Lt. Gov. Anthony G. Brown released an eight-point plan Wednesday that he said will increase the number of minority-owned businesses that win state contracts.
Maryland already has one of the highest goals in the nation to award state business to companies owned and operated by women and minorities, firms that have traditionally struggled to land such contracts.
Brown’s plan, which is part of his bid for governor, suggests making it easier for businesses to get the certification required to compete for those contracts, as well as create new programs that encourage private companies to hire firms minority owned contracts.
“If we’re going to make Maryland’s business climate the most competitive in the nation, then we must give our women and minority-owned businesses every opportunity to succeed,” Brown said in a statement.
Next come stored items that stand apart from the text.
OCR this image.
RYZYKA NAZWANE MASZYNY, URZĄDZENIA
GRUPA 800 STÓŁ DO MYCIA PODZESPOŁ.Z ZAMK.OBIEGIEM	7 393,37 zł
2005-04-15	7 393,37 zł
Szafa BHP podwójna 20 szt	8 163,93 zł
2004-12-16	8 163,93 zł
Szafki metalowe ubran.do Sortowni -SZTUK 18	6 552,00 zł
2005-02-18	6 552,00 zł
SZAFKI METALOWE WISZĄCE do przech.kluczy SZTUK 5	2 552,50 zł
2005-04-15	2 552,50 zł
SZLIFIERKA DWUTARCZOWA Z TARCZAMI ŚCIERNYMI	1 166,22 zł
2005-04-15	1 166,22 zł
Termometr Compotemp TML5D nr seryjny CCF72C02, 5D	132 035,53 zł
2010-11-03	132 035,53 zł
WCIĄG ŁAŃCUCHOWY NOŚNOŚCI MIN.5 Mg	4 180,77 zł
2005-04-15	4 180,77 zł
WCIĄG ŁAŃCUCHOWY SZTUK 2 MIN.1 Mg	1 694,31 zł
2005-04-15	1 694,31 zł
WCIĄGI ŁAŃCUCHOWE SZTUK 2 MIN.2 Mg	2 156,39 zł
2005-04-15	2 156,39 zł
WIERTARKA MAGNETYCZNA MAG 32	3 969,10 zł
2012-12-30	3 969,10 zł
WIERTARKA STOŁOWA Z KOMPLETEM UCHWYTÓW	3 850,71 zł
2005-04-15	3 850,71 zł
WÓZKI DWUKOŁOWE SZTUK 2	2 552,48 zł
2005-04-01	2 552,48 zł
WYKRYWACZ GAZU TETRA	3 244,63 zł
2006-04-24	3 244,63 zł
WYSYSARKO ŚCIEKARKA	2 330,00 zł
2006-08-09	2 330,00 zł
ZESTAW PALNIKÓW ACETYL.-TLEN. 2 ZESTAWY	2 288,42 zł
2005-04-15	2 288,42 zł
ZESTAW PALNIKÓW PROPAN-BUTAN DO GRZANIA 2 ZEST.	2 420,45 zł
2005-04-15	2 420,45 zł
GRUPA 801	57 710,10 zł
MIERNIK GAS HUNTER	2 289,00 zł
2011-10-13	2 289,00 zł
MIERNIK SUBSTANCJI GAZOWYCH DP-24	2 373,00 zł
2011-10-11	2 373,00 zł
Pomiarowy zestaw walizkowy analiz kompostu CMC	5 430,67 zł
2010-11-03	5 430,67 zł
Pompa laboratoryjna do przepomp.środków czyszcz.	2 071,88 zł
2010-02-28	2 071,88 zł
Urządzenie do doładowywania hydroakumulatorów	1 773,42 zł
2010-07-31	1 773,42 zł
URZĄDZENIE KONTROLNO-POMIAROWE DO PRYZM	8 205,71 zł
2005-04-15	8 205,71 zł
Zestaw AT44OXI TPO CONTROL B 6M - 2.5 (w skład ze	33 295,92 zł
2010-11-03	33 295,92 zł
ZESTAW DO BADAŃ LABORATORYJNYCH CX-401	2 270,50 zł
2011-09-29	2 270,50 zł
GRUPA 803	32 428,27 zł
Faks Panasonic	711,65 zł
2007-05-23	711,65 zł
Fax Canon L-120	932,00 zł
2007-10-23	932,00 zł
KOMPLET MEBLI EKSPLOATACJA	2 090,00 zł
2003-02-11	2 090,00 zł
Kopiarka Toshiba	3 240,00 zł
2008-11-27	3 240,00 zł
Part of the plan creates a volunteer mentorship program for established companies to encourage smaller firms to grow. Another piece would ask the insurance industry to increase the number of minority-owned businesses used as contractors. According to Brown’s campaign, the state already has similar understanding with utility companies, which are also regulated by state officials.
The state spends roughly $8 billion a year on contracts with IT, construction, engineering and other companies. In August, the state increased its goal of granting a share of government business to minority-owned companies, raising its target from 25 to 29 percent.
Brown’s plan would also increase the power and responsibility of the Governor’s Office of Minority Affairs, giving the advisory agency a role in crafting the state budget and streamlining the process for minority-owned businesses to qualify for government contracts.